First answer: Some have argued that the hanging was faster and more compassionate than, for example, the prolonged drama and the preparations for death by electric chair. Among these defenders was Pierrepoint, who hung between 400 and 600 people before retiring in 1956, and who reportedly hanged a man once in seven seconds.
“All of his stuff was not torture,” said McDonagh. “It was fair: a sentence was passed, and I will do it in the most humane and quickest way possible.”
Second answer: “You know in your own country, you always do.
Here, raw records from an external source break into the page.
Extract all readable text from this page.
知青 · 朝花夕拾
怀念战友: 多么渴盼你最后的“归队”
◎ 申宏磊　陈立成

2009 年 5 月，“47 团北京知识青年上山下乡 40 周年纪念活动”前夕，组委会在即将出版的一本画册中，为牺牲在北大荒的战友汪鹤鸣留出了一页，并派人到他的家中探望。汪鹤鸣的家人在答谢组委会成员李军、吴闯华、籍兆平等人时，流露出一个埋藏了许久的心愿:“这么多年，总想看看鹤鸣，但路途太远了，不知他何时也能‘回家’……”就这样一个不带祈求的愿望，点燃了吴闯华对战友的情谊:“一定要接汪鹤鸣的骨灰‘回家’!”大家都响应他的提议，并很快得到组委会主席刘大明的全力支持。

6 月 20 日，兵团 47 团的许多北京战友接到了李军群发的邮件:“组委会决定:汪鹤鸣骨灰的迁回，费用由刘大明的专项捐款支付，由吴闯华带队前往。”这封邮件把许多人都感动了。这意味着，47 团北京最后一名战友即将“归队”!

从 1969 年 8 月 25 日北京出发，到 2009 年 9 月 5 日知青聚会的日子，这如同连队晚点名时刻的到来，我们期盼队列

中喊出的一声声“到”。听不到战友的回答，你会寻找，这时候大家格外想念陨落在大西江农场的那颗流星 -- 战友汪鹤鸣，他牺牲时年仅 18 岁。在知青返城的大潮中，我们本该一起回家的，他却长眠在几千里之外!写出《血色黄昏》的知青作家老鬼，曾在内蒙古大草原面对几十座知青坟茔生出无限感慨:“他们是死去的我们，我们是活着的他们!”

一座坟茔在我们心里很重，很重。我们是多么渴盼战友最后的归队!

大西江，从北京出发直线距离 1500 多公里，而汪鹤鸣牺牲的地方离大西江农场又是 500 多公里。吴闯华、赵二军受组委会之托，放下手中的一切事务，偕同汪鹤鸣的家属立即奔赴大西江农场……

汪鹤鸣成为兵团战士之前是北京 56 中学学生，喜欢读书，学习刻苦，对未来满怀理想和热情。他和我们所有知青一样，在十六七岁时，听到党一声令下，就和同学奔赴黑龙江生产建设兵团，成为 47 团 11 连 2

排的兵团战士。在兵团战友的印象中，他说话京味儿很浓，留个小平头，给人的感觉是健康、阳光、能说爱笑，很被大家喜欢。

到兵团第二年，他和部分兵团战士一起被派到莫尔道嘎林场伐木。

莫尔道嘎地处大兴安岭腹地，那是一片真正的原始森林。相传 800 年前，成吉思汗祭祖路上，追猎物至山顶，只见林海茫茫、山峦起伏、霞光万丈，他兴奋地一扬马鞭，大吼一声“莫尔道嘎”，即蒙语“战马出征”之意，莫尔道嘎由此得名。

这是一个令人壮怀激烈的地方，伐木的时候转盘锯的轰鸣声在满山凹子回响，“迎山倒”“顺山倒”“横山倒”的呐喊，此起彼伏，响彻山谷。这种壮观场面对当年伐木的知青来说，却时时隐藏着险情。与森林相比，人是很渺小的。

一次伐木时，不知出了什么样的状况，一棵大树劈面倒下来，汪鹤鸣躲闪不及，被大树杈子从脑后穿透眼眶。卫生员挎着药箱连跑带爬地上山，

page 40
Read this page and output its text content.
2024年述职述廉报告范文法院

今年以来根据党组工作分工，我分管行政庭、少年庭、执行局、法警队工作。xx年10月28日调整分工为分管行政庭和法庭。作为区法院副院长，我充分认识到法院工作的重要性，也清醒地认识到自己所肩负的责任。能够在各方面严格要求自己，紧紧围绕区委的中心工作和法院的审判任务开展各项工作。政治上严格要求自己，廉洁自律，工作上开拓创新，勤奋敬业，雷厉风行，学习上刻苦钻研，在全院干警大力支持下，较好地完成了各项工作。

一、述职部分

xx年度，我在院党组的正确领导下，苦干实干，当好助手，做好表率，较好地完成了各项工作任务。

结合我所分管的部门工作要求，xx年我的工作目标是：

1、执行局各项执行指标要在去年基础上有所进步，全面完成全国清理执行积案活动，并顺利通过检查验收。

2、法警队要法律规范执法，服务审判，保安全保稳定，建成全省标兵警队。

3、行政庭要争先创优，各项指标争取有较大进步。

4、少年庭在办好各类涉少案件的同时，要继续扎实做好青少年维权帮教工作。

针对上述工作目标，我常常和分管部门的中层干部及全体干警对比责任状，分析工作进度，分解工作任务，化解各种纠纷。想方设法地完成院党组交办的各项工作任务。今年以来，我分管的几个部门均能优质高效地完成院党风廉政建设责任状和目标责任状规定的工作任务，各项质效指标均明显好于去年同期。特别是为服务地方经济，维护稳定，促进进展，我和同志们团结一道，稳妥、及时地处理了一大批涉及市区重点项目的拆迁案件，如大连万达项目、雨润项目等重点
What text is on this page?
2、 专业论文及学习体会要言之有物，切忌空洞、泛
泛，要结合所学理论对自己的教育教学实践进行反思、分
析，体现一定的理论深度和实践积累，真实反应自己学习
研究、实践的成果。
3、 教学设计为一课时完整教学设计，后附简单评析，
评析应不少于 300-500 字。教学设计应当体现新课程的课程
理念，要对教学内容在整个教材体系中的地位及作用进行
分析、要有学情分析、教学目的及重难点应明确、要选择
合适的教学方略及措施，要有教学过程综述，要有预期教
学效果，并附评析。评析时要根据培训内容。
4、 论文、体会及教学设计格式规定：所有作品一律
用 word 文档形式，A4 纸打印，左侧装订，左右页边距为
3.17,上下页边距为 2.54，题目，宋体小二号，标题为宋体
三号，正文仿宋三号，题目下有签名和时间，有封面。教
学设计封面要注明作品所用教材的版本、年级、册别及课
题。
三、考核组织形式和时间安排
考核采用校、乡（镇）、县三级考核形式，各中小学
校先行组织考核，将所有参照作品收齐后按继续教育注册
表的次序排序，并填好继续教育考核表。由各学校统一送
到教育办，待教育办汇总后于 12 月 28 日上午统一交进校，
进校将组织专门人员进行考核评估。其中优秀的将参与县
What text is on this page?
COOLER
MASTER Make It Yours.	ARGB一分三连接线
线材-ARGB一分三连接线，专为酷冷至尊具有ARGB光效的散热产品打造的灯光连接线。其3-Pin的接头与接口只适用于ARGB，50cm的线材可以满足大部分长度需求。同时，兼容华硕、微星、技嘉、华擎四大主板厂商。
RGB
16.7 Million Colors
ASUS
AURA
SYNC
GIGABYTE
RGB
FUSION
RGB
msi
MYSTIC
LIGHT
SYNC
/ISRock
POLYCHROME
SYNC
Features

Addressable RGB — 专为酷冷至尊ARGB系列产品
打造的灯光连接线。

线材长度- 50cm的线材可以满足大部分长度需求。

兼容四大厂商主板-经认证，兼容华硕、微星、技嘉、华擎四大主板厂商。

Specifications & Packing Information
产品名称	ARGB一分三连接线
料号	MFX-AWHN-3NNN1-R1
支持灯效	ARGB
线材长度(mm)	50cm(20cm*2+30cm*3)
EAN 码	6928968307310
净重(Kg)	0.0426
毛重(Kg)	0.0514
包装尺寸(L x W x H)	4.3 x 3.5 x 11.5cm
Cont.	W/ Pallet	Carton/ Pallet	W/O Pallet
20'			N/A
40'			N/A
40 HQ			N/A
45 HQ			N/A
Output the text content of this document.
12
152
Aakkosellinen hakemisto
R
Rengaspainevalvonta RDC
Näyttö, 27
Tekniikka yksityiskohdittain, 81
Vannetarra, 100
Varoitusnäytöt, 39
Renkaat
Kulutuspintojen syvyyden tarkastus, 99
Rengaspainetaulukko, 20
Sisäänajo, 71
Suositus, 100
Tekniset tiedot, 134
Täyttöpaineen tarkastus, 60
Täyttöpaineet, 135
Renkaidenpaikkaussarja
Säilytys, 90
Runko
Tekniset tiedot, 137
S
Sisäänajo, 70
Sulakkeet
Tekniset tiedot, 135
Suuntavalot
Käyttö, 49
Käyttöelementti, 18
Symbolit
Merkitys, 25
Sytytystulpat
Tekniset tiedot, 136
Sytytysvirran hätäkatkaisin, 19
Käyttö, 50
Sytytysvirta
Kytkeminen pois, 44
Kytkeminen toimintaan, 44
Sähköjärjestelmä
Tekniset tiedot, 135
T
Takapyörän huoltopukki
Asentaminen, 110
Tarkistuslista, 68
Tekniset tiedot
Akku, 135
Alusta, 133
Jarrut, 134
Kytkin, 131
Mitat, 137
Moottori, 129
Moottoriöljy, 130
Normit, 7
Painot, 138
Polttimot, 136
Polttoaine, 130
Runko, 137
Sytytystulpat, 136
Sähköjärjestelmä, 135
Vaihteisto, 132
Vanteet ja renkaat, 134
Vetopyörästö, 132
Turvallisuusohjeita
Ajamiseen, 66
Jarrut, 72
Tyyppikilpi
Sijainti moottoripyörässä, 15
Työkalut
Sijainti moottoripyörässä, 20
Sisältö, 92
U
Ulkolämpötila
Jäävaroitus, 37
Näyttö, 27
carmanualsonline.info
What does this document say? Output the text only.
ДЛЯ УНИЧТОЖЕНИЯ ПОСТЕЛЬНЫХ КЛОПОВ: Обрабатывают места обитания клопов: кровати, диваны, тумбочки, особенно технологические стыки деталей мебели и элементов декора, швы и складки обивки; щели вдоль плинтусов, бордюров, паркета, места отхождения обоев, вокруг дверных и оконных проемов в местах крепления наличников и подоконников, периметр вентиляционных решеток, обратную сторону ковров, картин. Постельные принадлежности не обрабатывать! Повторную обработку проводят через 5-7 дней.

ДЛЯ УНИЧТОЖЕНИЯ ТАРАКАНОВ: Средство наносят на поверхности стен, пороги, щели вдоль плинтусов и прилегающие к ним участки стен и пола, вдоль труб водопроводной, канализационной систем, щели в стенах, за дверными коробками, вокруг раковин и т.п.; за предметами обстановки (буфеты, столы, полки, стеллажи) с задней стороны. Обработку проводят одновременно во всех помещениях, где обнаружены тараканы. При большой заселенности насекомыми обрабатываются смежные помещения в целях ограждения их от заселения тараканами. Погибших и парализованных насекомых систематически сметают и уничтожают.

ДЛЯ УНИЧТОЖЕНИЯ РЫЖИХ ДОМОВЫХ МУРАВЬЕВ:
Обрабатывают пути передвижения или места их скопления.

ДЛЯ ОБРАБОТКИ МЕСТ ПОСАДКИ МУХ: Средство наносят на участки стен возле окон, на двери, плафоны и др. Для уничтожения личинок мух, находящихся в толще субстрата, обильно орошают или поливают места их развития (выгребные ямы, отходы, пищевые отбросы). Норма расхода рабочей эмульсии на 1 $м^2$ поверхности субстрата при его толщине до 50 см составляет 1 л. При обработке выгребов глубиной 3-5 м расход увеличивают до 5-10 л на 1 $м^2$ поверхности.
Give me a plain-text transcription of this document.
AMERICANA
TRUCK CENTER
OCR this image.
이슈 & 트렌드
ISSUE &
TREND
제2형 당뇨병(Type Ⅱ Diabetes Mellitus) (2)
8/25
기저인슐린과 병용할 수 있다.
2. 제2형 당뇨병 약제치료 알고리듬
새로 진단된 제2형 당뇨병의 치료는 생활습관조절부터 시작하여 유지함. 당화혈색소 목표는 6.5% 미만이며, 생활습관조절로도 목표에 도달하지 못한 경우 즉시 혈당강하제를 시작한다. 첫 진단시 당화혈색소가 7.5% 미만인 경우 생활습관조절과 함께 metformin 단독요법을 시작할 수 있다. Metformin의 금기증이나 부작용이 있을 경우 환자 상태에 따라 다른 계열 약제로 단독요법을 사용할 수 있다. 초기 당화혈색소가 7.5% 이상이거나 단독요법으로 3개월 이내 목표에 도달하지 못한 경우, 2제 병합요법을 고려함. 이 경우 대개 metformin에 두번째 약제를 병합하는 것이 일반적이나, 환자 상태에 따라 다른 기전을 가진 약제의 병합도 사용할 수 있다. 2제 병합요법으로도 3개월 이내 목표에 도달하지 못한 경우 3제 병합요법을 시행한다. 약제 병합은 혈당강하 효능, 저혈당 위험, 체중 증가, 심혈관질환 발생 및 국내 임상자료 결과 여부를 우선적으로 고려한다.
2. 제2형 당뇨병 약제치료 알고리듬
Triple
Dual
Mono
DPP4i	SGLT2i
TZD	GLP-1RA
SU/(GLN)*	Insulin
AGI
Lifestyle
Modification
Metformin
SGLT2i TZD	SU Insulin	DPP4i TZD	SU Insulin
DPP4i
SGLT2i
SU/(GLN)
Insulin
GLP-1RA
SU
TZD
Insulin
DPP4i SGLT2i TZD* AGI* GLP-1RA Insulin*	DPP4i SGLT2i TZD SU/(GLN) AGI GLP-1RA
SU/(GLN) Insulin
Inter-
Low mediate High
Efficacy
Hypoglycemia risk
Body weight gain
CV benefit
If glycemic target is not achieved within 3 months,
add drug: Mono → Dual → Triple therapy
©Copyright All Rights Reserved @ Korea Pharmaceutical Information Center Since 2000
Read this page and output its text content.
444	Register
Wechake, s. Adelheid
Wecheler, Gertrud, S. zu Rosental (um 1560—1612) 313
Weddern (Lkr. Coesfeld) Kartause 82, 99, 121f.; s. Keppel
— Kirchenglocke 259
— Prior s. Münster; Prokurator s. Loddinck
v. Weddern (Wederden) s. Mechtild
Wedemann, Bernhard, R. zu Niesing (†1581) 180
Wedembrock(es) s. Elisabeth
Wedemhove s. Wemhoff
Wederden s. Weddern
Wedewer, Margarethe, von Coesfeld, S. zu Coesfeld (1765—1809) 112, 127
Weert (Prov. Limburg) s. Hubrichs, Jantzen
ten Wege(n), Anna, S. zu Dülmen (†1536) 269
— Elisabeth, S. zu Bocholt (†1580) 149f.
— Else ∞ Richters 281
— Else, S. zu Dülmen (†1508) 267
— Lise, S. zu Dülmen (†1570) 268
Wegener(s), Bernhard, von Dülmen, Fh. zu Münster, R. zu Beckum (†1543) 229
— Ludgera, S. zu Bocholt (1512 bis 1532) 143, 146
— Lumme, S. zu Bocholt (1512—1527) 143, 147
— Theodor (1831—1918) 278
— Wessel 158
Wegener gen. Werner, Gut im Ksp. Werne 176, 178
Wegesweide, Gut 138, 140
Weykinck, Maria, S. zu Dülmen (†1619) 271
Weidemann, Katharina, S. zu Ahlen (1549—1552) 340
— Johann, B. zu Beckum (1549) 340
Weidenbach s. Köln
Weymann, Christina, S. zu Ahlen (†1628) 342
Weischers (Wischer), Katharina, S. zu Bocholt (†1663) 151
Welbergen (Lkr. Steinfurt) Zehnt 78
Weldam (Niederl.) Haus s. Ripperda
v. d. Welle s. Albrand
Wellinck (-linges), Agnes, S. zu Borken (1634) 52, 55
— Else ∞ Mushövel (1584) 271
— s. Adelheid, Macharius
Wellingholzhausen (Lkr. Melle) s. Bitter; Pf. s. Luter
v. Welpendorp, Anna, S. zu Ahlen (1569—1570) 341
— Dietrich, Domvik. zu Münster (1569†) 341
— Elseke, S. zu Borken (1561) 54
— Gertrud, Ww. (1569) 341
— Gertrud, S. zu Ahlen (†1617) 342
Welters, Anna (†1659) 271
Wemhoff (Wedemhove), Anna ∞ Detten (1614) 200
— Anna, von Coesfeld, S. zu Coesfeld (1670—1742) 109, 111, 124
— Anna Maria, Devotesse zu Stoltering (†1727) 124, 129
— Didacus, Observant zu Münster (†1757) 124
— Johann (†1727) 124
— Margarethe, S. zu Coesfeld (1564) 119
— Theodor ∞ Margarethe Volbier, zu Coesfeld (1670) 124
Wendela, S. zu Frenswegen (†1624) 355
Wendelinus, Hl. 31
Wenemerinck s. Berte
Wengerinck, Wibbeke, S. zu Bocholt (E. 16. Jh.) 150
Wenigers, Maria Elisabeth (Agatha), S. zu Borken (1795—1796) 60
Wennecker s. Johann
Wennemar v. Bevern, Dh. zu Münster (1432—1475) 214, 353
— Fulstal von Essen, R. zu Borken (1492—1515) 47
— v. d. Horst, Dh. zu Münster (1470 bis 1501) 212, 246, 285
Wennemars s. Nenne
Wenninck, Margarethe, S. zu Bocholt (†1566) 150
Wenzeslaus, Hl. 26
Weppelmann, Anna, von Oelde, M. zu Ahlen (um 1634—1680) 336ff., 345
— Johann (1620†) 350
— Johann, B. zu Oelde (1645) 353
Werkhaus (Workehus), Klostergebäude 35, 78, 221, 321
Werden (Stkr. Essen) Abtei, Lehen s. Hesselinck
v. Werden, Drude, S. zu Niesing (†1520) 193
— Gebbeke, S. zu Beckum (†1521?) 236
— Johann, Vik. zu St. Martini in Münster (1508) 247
And we don’t do it anymore. “
“Hangmen” on Broadway is directed by Matthew Dunster, who oversaw the previous productions of the play, as well as McDonagh’s most recent play, “A Very Very Very Dark Matter” (He imagines that the stories of Hans Christian Andersen have written by a small Congolese girl he kept in a cage; critics did not reach a consensus that it was offensive or brilliant or both, but he had no additional production.) Will also direct the West End cover of another McDonagh play, “The Pillowman,” in July.
“He chooses to go to very strange places, and to tell these extraordinary stories,” said Dunster of McDonagh. “These are stories that emerge from a fully imagined world – often a very dark world.”
Dunster knows this firsthand. He comes from Oldham, in the north of England, where “Hangmen” takes place. But McDonagh never went to Oldham. And when Dunster asked if he wanted to visit the decor for his own room, he replied: Why would I want to go to Oldham?
Not that McDonagh is afraid to go somewhere. For a quarter of a century now, he’s been this dinner guest ready to empty the room with shocking observations that also happen to be funny – and true. He intends to provoke reflection, and if there is a laugh, so much the better. Or is it the reverse?